Hoping The Return Of The Madness Isn’t Insane

A NOTE TO READERS: For the first time in a year, On Sports and Life is about to do some traveling, so there will be no post on Sunday. The regular schedule will resume next Thursday. Stay safe, and as always, thanks for reading.

Everywhere one looks there are signs of our collective movement toward recovery from the COVID-19 pandemic. Some are national in scope, such as the steadily rising daily count of vaccine shots administered, or the gradually declining trend lines of newly diagnosed cases, hospitalizations, and deaths across the country. Others are localized, with increases in capacity limits for restaurants or retail outlets in a city or state being but one example. But symbols both great and small are important, so even a very specific example of progress can carry great meaning for those who in the last year have discovered how much they missed what had long been taken for granted. So it is that for many sports fans, the prospect of songwriter David Barrett once again earning royalties is welcome news.

Barrett has written countless songs, released six albums, and won an Emmy Award for the musical score to a PBS documentary about author C.S. Lewis. But as happens not infrequently in the music business, one particular song of his long ago took on a life of its own and has since achieved a level of fame far greater than that of its composer.

In 1986, Barrett was trying to make ends meet as a folksinger, playing coffee houses and clubs to audiences who often treated his offerings as little more than background noise. After finishing a show at a Michigan pub in March of that year, Barrett stayed to catch part of an NBA game on the television behind the bar. He was struck by the intensity and focus of Boston Celtics star Larry Bird, and tried to describe the magic of an athlete playing “in the zone” to a waitress. While she showed no interest, perhaps taking the soliloquy as a ham-handed pickup attempt, Barrett was sincere in his admiration for those moments when sports become poetry, and by the next day he had the makings of a song. A few months later, he gave the finished tune to a friend, who happened to have connections at CBS Sports.

The song was “One Shining Moment,” and when its brief snare drum intro is followed by the opening horns as a new national champion men’s team celebrates less than three weeks from now, sports fans will know that one year after both the men’s and women’s NCAA basketball tournaments became two of the most prominent events to be cancelled when the pandemic brought sports to an abrupt halt, March Madness returned.

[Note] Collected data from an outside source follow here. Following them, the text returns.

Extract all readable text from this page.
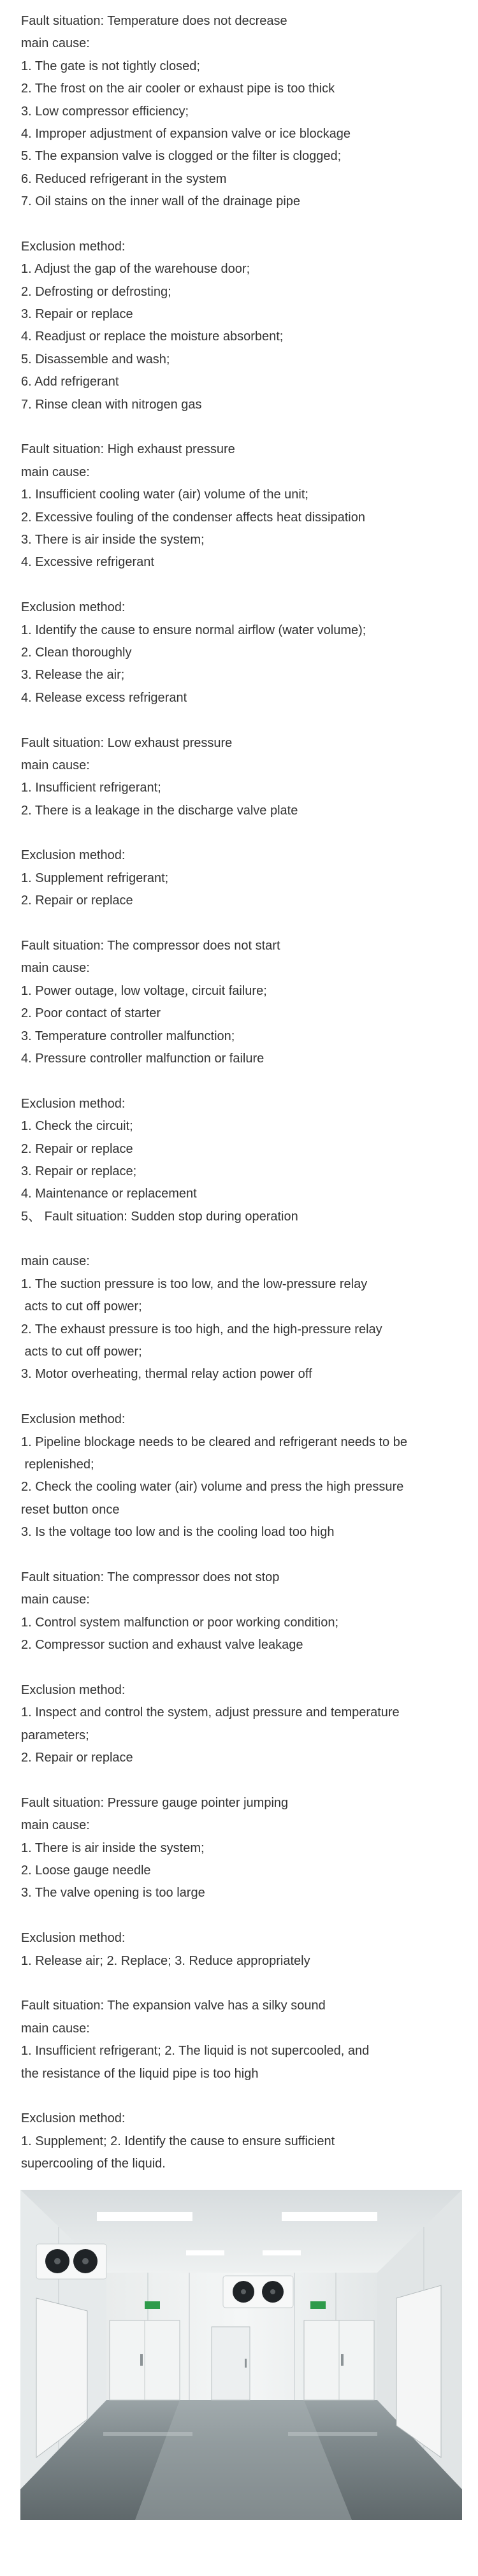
Fault situation: Temperature does not decrease
main cause:
1. The gate is not tightly closed;
2. The frost on the air cooler or exhaust pipe is too thick
3. Low compressor efficiency;
4. Improper adjustment of expansion valve or ice blockage
5. The expansion valve is clogged or the filter is clogged;
6. Reduced refrigerant in the system
7. Oil stains on the inner wall of the drainage pipe
Exclusion method:
1. Adjust the gap of the warehouse door;
2. Defrosting or defrosting;
3. Repair or replace
4. Readjust or replace the moisture absorbent;
5. Disassemble and wash;
6. Add refrigerant
7. Rinse clean with nitrogen gas
Fault situation: High exhaust pressure
main cause:
1. Insufficient cooling water (air) volume of the unit;
2. Excessive fouling of the condenser affects heat dissipation
3. There is air inside the system;
4. Excessive refrigerant
Exclusion method:
1. Identify the cause to ensure normal airflow (water volume);
2. Clean thoroughly
3. Release the air;
4. Release excess refrigerant
Fault situation: Low exhaust pressure
main cause:
1. Insufficient refrigerant;
2. There is a leakage in the discharge valve plate
Exclusion method:
1. Supplement refrigerant;
2. Repair or replace
Fault situation: The compressor does not start
main cause:
1. Power outage, low voltage, circuit failure;
2. Poor contact of starter
3. Temperature controller malfunction;
4. Pressure controller malfunction or failure
Exclusion method:
1. Check the circuit;
2. Repair or replace
3. Repair or replace;
4. Maintenance or replacement
5、 Fault situation: Sudden stop during operation
main cause:
1. The suction pressure is too low, and the low-pressure relay
acts to cut off power;
2. The exhaust pressure is too high, and the high-pressure relay
acts to cut off power;
3. Motor overheating, thermal relay action power off
Exclusion method:
1. Pipeline blockage needs to be cleared and refrigerant needs to be
replenished;
2. Check the cooling water (air) volume and press the high pressure
reset button once
3. Is the voltage too low and is the cooling load too high
Fault situation: The compressor does not stop
main cause:
1. Control system malfunction or poor working condition;
2. Compressor suction and exhaust valve leakage
Exclusion method:
1. Inspect and control the system, adjust pressure and temperature
parameters;
2. Repair or replace
Fault situation: Pressure gauge pointer jumping
main cause:
1. There is air inside the system;
2. Loose gauge needle
3. The valve opening is too large
Exclusion method:
1. Release air; 2. Replace; 3. Reduce appropriately
Fault situation: The expansion valve has a silky sound
main cause:
1. Insufficient refrigerant; 2. The liquid is not supercooled, and
the resistance of the liquid pipe is too high
Exclusion method:
1. Supplement; 2. Identify the cause to ensure sufficient
supercooling of the liquid.
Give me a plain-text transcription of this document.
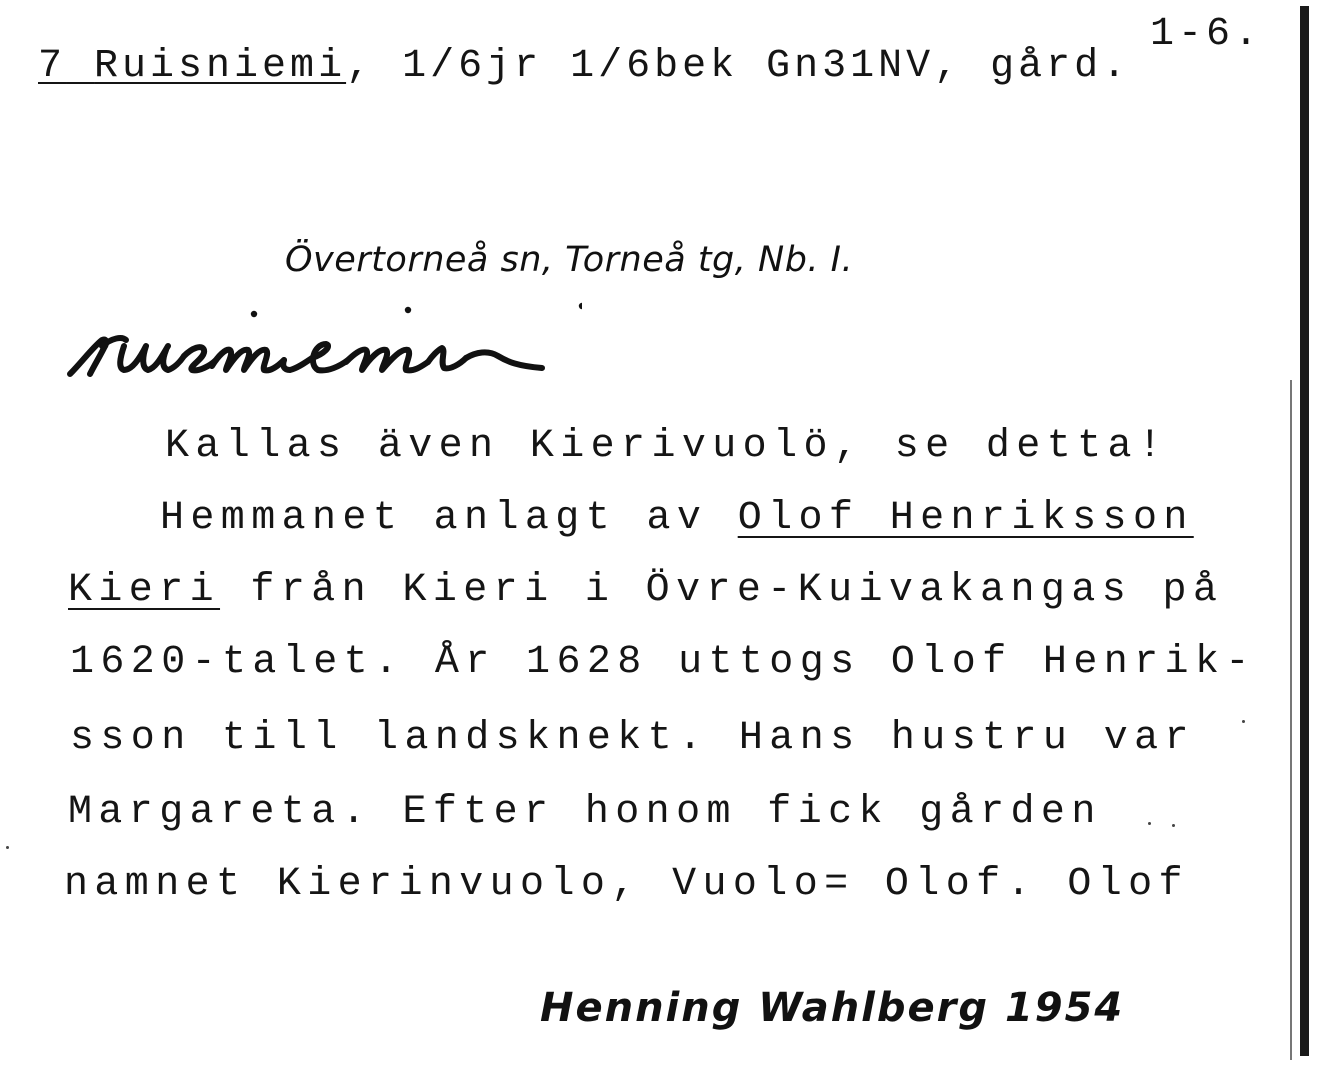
1-6.
7 Ruisniemi, 1/6jr 1/6bek Gn31NV, gård.
Övertorneå sn, Torneå tg, Nb. I.
Kallas även Kierivuolö, se detta!
Hemmanet anlagt av Olof Henriksson
Kieri från Kieri i Övre-Kuivakangas på
1620-talet. År 1628 uttogs Olof Henrik-
sson till landsknekt. Hans hustru var
Margareta. Efter honom fick gården
namnet Kierinvuolo, Vuolo= Olof. Olof
Henning Wahlberg 1954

Barrett’s composition has accompanied CBS’s closing recap of tournament highlights since 1987, and the silence that replaced it last spring was as sure a sign of COVID-19’s upending of the sports calendar as the lack of buzzer-beaters and the absence of work colleagues lamenting their busted brackets during office coffee breaks.

The first four play-in games of the men’s tournament are being contested as this is written, with the women’s tourney scheduled to get underway this weekend. The 64 women’s and 68 men’s teams will be steadily whittled down until just two of each remain, with the championship matchups scheduled for the first Sunday and Monday in April. The NCAA’s major concession to the pandemic has been to abandon the usual national scope of these games, instead scheduling each tournament for single geographic areas – greater Indianapolis for the men and the Austin-San Antonio corridor for the women. This allows the NCAA to create a semi-bubble environment for the participants, with teams theoretically restricted to their hotels when not on the court.

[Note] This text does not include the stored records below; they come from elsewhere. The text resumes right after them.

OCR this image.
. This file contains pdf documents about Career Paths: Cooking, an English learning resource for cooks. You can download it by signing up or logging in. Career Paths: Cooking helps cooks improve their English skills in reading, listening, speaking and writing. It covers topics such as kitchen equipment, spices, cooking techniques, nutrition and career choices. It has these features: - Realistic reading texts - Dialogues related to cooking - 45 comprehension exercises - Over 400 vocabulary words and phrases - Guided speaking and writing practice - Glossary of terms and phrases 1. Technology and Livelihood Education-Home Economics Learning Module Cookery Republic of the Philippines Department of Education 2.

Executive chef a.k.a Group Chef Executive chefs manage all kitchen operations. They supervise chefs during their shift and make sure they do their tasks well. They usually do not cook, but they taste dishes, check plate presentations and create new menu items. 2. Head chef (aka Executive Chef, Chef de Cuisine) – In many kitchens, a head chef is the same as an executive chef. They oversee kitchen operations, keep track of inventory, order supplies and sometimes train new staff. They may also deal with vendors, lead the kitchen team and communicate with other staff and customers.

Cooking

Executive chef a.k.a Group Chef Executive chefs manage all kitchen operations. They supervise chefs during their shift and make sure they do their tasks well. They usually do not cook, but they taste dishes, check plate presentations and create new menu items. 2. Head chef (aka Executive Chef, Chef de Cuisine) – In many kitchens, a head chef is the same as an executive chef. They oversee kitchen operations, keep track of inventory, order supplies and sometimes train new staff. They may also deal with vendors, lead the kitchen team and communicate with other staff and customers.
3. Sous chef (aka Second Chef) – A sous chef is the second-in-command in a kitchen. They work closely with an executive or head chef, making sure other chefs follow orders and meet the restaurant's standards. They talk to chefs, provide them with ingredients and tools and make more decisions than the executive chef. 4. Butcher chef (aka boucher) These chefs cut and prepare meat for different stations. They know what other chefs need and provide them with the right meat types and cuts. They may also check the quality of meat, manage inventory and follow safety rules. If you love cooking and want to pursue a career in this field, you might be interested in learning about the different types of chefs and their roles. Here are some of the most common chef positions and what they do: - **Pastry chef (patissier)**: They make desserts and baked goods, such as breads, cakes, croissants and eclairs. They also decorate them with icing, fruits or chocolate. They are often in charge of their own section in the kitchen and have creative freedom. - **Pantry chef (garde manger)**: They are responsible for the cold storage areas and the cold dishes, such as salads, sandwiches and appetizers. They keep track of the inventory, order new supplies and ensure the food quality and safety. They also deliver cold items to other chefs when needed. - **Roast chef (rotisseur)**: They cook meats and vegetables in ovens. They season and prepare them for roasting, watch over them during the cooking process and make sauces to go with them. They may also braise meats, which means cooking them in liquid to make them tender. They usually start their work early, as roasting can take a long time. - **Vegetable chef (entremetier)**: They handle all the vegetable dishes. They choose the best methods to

That these tournaments would be played this year has been a certainty for months, even before the rollout of the coronavirus vaccines. “One Shining Moment” celebrates the nobility of sport and the capacity of an athlete to overcome adversity and excel in a single, defining instant. No wonder CBS and the NCAA love it as the musical endnote to each year’s coverage. But before getting too misty-eyed, one should remember that the NCAA recently reported a $600 million decline in revenue last year, largely because of the cancellation of the association’s two cash cows, these events. So even though college basketball’s regular season proceeded in fits and starts, with a few leagues sitting out entirely, some teams in others playing reduced schedules due to COVID-related interruptions, and a handful of prominent coaches questioning the wisdom of playing on through a pandemic, the health of its balance sheet was always going to be the NCAA’s primary consideration.

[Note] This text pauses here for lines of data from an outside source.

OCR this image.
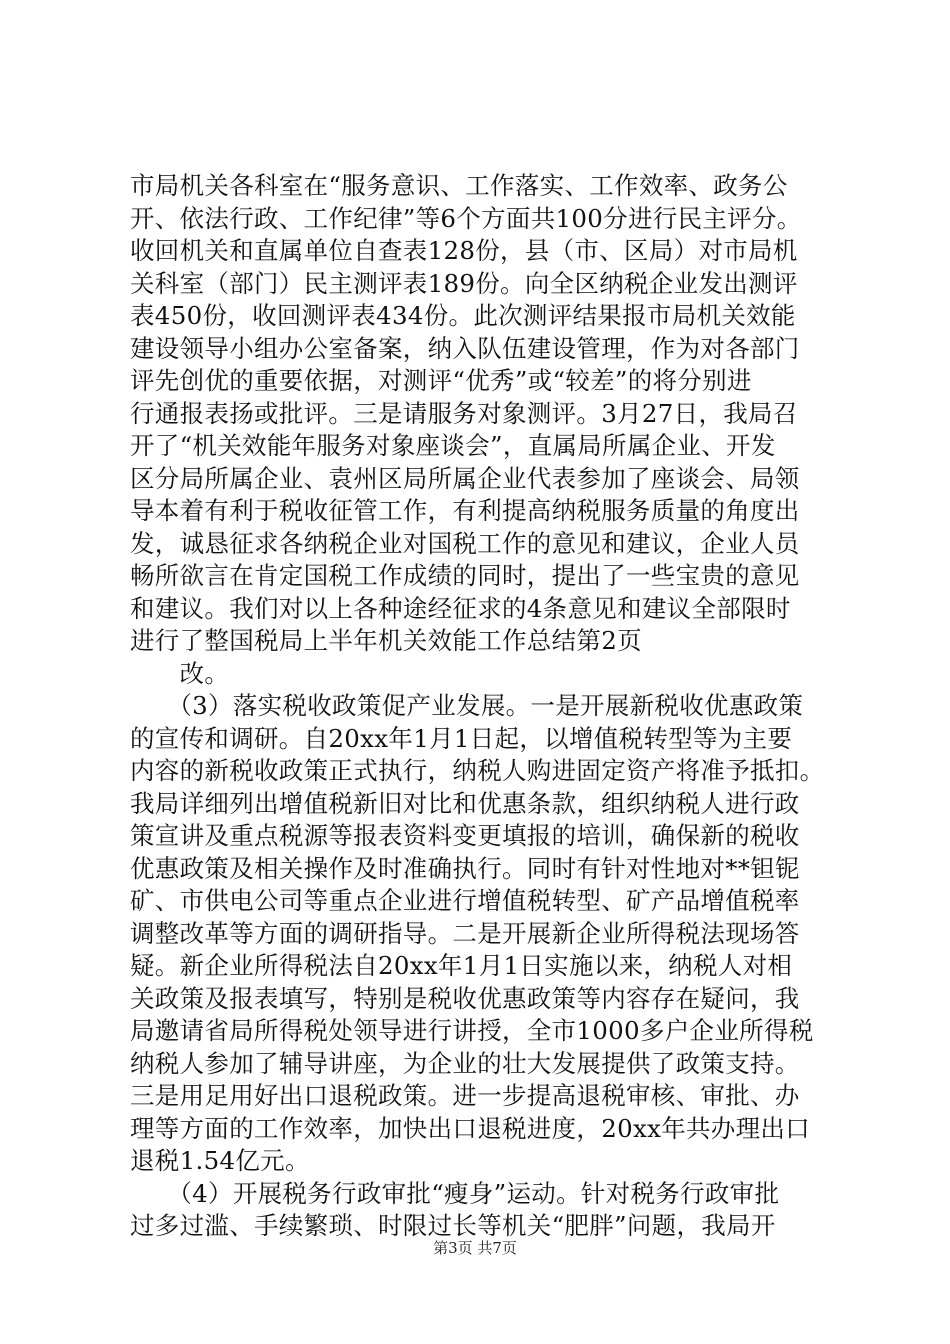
市局机关各科室在“服务意识、工作落实、工作效率、政务公
开、依法行政、工作纪律”等6个方面共100分进行民主评分。
收回机关和直属单位自查表128份，县（市、区局）对市局机
关科室（部门）民主测评表189份。向全区纳税企业发出测评
表450份，收回测评表434份。此次测评结果报市局机关效能
建设领导小组办公室备案，纳入队伍建设管理，作为对各部门
评先创优的重要依据，对测评“优秀”或“较差”的将分别进
行通报表扬或批评。三是请服务对象测评。3月27日，我局召
开了“机关效能年服务对象座谈会”，直属局所属企业、开发
区分局所属企业、袁州区局所属企业代表参加了座谈会、局领
导本着有利于税收征管工作，有利提高纳税服务质量的角度出
发，诚恳征求各纳税企业对国税工作的意见和建议，企业人员
畅所欲言在肯定国税工作成绩的同时，提出了一些宝贵的意见
和建议。我们对以上各种途经征求的4条意见和建议全部限时
进行了整国税局上半年机关效能工作总结第2页
　　改。
　　（3）落实税收政策促产业发展。一是开展新税收优惠政策
的宣传和调研。自20xx年1月1日起，以增值税转型等为主要
内容的新税收政策正式执行，纳税人购进固定资产将准予抵扣。
我局详细列出增值税新旧对比和优惠条款，组织纳税人进行政
策宣讲及重点税源等报表资料变更填报的培训，确保新的税收
优惠政策及相关操作及时准确执行。同时有针对性地对**钽铌
矿、市供电公司等重点企业进行增值税转型、矿产品增值税率
调整改革等方面的调研指导。二是开展新企业所得税法现场答
疑。新企业所得税法自20xx年1月1日实施以来，纳税人对相
关政策及报表填写，特别是税收优惠政策等内容存在疑问，我
局邀请省局所得税处领导进行讲授，全市1000多户企业所得税
纳税人参加了辅导讲座，为企业的壮大发展提供了政策支持。
三是用足用好出口退税政策。进一步提高退税审核、审批、办
理等方面的工作效率，加快出口退税进度，20xx年共办理出口
退税1.54亿元。
　　（4）开展税务行政审批“瘦身”运动。针对税务行政审批
过多过滥、手续繁琐、时限过长等机关“肥胖”问题，我局开
第3页 共7页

Fans understandably welcome the tipoff of these two events, even if the brackets for office pools must be filled out virtually. And bookmakers are expected to do a booming business, second only to the Super Bowl. Still, the road ahead is unlikely to be smooth, simply because of the number of people involved. With the fields for both tournaments locked, it seems almost inevitable that there will be a walkover at some point, with a team advancing automatically after its scheduled opponent is forced to drop out because of coronavirus cases. The hope is that despite the inevitable obstacles, three weekends from now the chords of “One Shining Moment” ring out, and for a short time, at least, we all think about the many positive impacts of college athletics. But make no mistake, not unlike a sports fan deciding to get on an airplane for the first time in a year, the NCAA is taking a chance.